The IRS is also expanding a new streamlined Offer in Compromise (OIC) program to cover a larger group of struggling taxpayers with annual incomes up to $100,000 to participate. An offer-in-compromise is an agreement between a taxpayer and the IRS that settles the taxpayer’s tax liabilities for less than the full amount owed. Generally, an Offer in Compromise will not be accepted if the IRS believes that the liability can be paid in full as a lump sum or through a payment agreement. The IRS looks at the taxpayer’s income and assets to make a determination regarding the taxpayer’s ability to pay.
Taxpayers should bear in mind however, that the IRS Offer in Compromise program or IRS Penalty Abatement program is a privilege, not a right such as bankruptcy. That being said, it is a very subjective process. The IRS has the final word. The IRS Offer in Compromise (OIC) process is a very complicated drawn out process that can take upwards of nine months to a year and even longer. There are IRS guidelines, rules and protocols established by operation of law, under IRC Section 7122. However, most IRS Offer Examiners (former Revenue Officers) use the Internal Revenue Manual (IRM) as their guide.
- Doubt as to Collectability — You can show that the IRS Tax Debt is likely uncollectable in full by the IRS under any circumstances. Doubt exists that you, the taxpayer, could ever pay the full amount of your tax liability owed within the remainder of the statutory period for collection.
- Doubt as to Liability — You can show reason for doubt that the assessed tax liability is correct. A legitimate doubt exists that the assessed tax liability is correct. Possible reasons to submit a doubt as to liability Offer in Compromise include: (1) the examiner made a mistake interpreting the law, (2) the examiner failed to consider the taxpayer’s evidence or (3) the taxpayer has new evidence..
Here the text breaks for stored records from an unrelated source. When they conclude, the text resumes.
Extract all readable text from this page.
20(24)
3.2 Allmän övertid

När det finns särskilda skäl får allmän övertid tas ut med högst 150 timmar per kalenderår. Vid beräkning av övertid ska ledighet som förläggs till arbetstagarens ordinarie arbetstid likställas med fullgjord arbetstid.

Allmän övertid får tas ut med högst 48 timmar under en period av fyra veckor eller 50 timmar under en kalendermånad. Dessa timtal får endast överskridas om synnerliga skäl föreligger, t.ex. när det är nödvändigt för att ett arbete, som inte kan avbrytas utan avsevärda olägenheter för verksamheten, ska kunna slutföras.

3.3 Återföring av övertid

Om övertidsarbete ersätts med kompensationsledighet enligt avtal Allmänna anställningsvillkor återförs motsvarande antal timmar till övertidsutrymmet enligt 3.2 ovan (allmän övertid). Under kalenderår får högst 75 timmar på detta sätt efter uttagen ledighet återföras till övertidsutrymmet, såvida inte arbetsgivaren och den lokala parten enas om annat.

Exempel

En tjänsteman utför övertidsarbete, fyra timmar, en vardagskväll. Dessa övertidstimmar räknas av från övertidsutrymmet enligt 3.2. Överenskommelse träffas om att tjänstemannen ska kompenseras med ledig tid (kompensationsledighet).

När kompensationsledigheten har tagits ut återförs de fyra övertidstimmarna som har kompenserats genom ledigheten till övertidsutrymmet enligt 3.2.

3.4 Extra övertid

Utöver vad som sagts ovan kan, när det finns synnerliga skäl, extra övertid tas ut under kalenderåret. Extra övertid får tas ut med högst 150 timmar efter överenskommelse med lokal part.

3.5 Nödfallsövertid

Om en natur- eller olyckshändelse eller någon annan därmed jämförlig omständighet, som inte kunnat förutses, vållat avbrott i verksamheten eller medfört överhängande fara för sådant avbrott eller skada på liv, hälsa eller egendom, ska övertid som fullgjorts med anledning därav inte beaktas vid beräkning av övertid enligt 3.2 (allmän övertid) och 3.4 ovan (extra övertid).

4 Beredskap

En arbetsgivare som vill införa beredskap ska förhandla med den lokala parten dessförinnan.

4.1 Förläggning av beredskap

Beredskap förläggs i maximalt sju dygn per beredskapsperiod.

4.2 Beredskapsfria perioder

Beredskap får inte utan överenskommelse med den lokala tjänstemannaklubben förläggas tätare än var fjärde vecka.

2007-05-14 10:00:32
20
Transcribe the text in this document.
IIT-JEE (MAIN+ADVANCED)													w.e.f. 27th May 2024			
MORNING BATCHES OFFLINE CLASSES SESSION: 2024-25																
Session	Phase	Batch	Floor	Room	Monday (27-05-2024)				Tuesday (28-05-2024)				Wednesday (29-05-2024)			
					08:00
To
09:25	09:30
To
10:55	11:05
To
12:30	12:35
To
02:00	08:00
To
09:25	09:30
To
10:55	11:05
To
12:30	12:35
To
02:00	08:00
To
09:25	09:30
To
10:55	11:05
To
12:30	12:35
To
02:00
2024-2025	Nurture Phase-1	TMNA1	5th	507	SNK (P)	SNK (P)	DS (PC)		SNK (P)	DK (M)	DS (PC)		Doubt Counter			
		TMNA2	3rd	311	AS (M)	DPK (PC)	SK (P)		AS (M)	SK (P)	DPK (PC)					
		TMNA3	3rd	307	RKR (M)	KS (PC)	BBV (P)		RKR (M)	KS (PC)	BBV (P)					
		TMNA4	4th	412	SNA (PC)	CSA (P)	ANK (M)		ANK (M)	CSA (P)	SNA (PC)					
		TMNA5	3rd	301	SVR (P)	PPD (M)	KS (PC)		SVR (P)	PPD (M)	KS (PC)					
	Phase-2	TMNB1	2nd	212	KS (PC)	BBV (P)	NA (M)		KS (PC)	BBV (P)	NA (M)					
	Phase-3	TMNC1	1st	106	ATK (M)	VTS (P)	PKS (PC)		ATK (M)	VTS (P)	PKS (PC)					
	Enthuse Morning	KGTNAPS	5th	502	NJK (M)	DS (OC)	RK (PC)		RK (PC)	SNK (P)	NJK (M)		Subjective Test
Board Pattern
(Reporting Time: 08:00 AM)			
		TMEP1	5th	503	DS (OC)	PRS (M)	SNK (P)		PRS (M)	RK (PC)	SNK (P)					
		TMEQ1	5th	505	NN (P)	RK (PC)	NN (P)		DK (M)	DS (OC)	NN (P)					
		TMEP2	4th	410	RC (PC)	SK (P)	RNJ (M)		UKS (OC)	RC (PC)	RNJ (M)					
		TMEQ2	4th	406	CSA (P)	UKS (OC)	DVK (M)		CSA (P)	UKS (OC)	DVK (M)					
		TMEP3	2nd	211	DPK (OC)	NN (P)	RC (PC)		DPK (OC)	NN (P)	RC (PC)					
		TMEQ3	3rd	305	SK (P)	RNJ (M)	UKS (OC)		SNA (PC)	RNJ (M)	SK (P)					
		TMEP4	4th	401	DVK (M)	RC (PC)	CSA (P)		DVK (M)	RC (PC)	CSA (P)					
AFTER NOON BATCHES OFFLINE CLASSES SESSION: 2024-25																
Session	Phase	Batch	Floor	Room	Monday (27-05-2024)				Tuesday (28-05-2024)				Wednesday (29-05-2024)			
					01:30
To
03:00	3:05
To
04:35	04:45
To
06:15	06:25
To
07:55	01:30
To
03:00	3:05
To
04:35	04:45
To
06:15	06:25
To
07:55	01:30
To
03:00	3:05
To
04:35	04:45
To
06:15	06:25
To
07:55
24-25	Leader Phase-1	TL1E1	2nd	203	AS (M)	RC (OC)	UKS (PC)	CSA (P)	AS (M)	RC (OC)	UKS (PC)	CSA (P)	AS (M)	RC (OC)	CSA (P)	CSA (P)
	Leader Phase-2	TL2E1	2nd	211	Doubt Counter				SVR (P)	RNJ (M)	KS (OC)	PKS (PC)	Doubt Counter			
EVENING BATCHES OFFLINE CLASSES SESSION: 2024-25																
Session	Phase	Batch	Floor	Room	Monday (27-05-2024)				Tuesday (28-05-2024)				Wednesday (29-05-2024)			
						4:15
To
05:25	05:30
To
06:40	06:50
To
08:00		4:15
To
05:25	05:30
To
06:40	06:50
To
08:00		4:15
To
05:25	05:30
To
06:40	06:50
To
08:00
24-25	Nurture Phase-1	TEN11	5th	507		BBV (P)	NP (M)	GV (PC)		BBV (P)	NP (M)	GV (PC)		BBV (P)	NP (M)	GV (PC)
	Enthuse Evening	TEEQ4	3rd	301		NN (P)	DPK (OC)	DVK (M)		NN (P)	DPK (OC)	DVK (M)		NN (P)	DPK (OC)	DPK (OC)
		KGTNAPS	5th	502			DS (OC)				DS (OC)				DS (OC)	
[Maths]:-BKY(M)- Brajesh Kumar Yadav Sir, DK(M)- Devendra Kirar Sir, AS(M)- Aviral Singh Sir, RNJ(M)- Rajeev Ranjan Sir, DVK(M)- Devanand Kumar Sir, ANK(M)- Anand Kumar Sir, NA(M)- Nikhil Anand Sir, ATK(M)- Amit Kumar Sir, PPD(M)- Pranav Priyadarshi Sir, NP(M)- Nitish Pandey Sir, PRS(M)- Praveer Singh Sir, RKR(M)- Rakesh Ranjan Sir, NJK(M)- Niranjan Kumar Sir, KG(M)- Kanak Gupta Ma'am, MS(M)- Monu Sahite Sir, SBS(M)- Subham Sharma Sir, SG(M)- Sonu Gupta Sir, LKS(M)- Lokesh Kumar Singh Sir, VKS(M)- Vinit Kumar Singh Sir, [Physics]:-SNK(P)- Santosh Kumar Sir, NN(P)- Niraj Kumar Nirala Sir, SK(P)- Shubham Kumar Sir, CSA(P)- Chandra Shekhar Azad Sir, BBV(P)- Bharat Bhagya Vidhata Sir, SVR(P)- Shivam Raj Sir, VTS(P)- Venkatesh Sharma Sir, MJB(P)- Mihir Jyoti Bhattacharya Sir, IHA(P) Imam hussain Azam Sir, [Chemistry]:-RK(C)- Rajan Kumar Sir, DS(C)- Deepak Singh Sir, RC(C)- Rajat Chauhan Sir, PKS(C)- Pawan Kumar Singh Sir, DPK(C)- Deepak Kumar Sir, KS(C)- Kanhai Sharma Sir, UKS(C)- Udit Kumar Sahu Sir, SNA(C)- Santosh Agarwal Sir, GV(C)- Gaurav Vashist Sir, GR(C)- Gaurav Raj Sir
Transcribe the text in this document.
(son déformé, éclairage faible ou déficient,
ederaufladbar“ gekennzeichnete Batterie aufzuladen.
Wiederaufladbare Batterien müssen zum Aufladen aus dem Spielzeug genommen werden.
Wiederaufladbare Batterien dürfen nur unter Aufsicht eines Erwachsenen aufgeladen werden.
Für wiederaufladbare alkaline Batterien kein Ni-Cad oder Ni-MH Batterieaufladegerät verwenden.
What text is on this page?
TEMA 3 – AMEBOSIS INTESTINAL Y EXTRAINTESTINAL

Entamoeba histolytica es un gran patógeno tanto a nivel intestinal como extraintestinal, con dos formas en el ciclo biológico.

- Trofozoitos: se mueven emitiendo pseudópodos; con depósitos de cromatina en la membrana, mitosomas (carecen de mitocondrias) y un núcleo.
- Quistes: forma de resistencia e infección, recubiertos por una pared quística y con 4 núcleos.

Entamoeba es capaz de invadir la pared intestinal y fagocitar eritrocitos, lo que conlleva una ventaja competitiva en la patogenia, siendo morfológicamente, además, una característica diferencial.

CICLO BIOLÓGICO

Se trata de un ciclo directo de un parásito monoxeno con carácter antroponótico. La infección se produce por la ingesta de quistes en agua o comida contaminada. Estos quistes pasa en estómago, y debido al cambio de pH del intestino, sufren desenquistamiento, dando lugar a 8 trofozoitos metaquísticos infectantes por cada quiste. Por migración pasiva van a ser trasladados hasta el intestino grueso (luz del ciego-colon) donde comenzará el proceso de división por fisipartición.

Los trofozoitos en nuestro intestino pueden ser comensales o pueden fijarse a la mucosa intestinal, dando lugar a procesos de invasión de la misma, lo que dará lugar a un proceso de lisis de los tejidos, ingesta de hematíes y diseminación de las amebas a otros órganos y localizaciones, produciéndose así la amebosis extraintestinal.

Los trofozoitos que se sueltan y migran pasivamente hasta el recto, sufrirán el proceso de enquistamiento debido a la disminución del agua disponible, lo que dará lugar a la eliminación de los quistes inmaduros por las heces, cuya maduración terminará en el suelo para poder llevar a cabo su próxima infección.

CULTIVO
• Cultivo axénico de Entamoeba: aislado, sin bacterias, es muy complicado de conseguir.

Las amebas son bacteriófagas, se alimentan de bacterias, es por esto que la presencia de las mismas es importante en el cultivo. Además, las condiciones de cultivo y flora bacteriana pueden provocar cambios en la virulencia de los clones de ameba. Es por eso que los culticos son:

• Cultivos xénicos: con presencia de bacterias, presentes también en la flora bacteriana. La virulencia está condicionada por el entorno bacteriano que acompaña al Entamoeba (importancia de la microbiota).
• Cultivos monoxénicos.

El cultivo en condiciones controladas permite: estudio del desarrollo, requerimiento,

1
- Effective Tax Administration — You do not contest your IRS Tax Debt liability or collectability but can demonstrate extenuating or special circumstances that the collection of your IRS Tax Debt would "create an economic hardship or would be unfair and inequitable." This form of IRS Offer in Compromise (OIC) program is available for you, the taxpayer, but is primarily used by individuals that are elderly and receiving Social Security or may be disabled and receiving Social Security Disability / SSDI benefits, or may have special extenuating circumstances.